The Knicks continued to slide into prime draft lottery position with an unsightly 114-107 loss to the Hawks on Friday night at Madison Square Garden. The Knicks’ ninth loss in 10 games dropped their record to 9-25, tied with the league-worst Bulls and Cavaliers for the most losses in the NBA.
The Knicks currently have the fifth-best odds in the NBA draft lottery (10.5 percent) and are mere percentage points from the top three, which share the maximum 14 percent chance of securing the No. 1 pick under the revised system.
It was fitting that the prize of that lottery, Duke phenom Zion Williamson, graced the Garden floor Thursday night.
The Knicks’ recent skid has included losses to the Cavs, Suns and Hawks, all neighbors in the cellar. And the upcoming schedule offers no relief: a Christmas matinee against the Bucks, followed by a road trip to face the Bucks, Jazz, Nuggets, Lakers, Trail Blazers and Warriors. The Knicks could be 9-32 before the Christmas tree has been removed from the living room.
“I really feel like we got a group that can handle this right now,” coach David Fizdale said. “They just have the right approach to the season, how to attack losing, how to come back to work every day.”
The Knicks led the Hawks by as many as 15 in the first half and by nine at intermission. The cushion quickly disappeared in the third quarter, when the Hawks shredded the Knicks’ pick-and-roll defense, which Fizdale had admitted before the game is “terrible.”
“It’s frustrating to everybody in here,” said Emmanuel Mudiay, who scored a team-high 32 points. “We have to figure out how to do it for 48 minutes.”
The same goes for rookie Kevin Knox, who followed another blistering first half with a second-half disappearing act.
Knox had 19 points before the game was 13 minutes old: He had 17 in the first quarter on 7-of-8 shooting (3-of-4 from 3) — punctuated by an off-the-dribble rainbow 3 with 10 seconds left — and a fast-break dunk on the opening possession of the second quarter.
But Knox did not have a field goal in the second half, and missed his final eight shots.
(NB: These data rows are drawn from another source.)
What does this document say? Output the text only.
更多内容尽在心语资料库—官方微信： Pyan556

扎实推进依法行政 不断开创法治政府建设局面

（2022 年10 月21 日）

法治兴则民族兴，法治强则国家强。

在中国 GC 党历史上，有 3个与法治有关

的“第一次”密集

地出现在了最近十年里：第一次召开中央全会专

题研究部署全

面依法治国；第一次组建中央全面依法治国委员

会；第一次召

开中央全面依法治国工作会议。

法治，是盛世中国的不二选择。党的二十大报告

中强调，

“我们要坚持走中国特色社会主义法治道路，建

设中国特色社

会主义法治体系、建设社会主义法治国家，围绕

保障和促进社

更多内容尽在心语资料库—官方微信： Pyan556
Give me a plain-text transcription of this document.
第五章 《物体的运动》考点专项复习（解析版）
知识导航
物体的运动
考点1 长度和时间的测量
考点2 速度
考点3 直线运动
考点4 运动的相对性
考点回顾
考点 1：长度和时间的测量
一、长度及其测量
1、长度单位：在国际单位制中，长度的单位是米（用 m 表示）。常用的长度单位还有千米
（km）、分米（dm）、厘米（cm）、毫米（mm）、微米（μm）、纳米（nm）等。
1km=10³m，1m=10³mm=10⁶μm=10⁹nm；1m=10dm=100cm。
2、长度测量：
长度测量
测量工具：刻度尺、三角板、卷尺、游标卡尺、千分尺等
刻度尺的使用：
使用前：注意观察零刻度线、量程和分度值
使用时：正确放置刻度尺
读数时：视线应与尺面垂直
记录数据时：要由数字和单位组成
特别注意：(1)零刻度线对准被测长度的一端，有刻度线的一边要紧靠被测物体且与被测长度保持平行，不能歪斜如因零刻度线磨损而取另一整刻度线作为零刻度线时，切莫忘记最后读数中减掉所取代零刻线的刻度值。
He finished with 24 points, two off his career high.
“That first half I was on fire,” said Knox, who is averaging 20.3 points in his past seven games. “I felt really good out there. … I’m not very happy with myself the way that I played in that second half. That’s just something I have to be able to improve.”
Fizdale was grasping for answers on behalf of his 19-year-old building block.
“I can’t put my thumb on it,” Fizdale said. “Maybe it’s just him understanding it’s a long game. Because I expect him to be a big-time scorer. There’s a real conditioning requirement to be a great scorer in this league.”